Question 2: Do you really have to care about people in order to manage them?
My answer as an entrepreneur: “It’s all about sincerity, and once you can fake that the world is your oyster.” Again with the laughter. The truth is that most people who succeed in public relations are more focused on the creative process and the ideas than they are on people and emotions. The line between the two has always been my greatest challenge. I told the class I am apt to run over people in pursuit of that one idea that will resonate with a market and win the day for the client. I struggle each day to balance the two.
Question 3: What makes people loyal?
My answer as an entrepreneur: “In 2013, I do not believe that people are inherently loyal to an organization.” Rather, professionals, and particularly young professionals, are loyal to certain aspects of a profession. That might be IT. Or it might be social media. Or it might be media relations. Or it could be writing and communications. You need to find those people who are passionate about your products, services, and clients, and all of a sudden you find alignment.
Question 4: What would you tell a young person just starting in business?
My answer as an entrepreneur: Find your passion. I don’t care if it’s furniture making or public relations. I don’t care if it’s journalism or entrepreneurship. Find out what turns you on, what captures your attention. What you think may be one step beyond you. Then master it while you are young, when you can afford to take risk. Find mentors to direct you. Invest the time to acquire the skills behind the craft. Spend the 10,000 hours needed for proficiency, and then go for it. Success will follow.
Question 5: What’s been your biggest surprise of the evening?
My answer as an entrepreneur: “That the word ‘organization’ has been used so much this evening.” In my firm, we have another word to explain our collective efforts. It’s simpler than the word organization. We always use the term “We” to explain our singular focus on client service and delivery. It’s up to the collective We to grow our business, master our profession, stay current or ahead of the business, and surprise and delight clients. It’s not an organization. It’s We.
Question 6: What is your take on the skills and commitment of young professionals just joining the workforce?

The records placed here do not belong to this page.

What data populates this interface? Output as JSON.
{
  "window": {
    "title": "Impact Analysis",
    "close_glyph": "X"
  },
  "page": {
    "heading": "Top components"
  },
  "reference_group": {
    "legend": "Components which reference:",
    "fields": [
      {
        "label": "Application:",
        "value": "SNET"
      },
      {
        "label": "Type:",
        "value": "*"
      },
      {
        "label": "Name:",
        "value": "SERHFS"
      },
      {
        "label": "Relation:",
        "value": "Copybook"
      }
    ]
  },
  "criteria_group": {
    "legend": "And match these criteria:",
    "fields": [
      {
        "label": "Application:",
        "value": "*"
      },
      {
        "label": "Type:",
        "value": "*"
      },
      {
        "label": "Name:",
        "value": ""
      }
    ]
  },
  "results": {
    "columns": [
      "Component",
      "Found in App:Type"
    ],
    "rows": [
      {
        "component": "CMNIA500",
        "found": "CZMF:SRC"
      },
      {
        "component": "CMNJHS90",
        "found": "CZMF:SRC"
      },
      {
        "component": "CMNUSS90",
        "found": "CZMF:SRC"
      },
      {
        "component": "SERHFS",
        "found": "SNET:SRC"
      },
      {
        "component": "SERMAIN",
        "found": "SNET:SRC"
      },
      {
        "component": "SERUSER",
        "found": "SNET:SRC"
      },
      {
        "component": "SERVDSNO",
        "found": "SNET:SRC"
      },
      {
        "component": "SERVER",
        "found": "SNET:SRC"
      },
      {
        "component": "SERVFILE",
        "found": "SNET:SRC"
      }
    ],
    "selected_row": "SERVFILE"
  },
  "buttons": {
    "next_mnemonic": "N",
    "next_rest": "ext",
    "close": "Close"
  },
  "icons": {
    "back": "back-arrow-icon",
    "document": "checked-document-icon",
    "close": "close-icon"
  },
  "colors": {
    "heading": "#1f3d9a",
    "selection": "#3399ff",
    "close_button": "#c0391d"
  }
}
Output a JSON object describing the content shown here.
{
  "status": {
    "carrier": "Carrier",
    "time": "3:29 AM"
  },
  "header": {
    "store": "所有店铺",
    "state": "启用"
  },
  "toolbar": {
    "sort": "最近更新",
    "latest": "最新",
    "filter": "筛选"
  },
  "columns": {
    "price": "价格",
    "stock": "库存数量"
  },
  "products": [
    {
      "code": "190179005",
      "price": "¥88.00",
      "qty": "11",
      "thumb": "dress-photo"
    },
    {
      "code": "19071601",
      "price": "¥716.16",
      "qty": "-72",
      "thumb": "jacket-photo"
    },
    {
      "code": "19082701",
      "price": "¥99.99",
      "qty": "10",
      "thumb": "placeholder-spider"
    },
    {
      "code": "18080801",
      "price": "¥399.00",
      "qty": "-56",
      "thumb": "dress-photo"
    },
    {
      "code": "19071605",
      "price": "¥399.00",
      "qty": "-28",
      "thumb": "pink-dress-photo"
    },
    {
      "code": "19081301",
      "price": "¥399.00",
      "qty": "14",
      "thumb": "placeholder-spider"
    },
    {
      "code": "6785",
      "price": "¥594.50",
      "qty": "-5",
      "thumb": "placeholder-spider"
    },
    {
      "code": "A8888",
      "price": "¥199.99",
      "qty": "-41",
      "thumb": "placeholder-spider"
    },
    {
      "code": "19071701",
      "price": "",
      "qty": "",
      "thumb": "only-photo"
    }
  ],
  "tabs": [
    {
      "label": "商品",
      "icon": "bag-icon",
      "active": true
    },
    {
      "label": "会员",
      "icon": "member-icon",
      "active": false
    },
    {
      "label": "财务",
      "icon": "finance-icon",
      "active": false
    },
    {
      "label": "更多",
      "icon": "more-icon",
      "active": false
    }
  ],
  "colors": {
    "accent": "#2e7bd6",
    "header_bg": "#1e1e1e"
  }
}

My answer as an entrepreneur: Never have so many young people joined the workforce with so many needed skills. Public relations and communications is a booming industry. The ascent of the Internet. The availability of media. The always-on, informational world we live in. It demands great communicators, and guess what? The new workforce has spent 10 years communicating with one another — on Facebook, Twitter, Instagram, YouTube, and other digital channels. That’s an incredible installed base of pre-trained talent. To manage it, we need to understand that young professionals want to work collaboratively. They want to be challenged. They feel most alive when they are multitasking and moving quickly working with others. They may sometimes overestimate their skills, but you can’t punish them for errors of aggression. Only errors of omission. If they’re trying, that’s great. If they are simply not engaged, that’s a problem. They want to inherit the world quickly and probably will.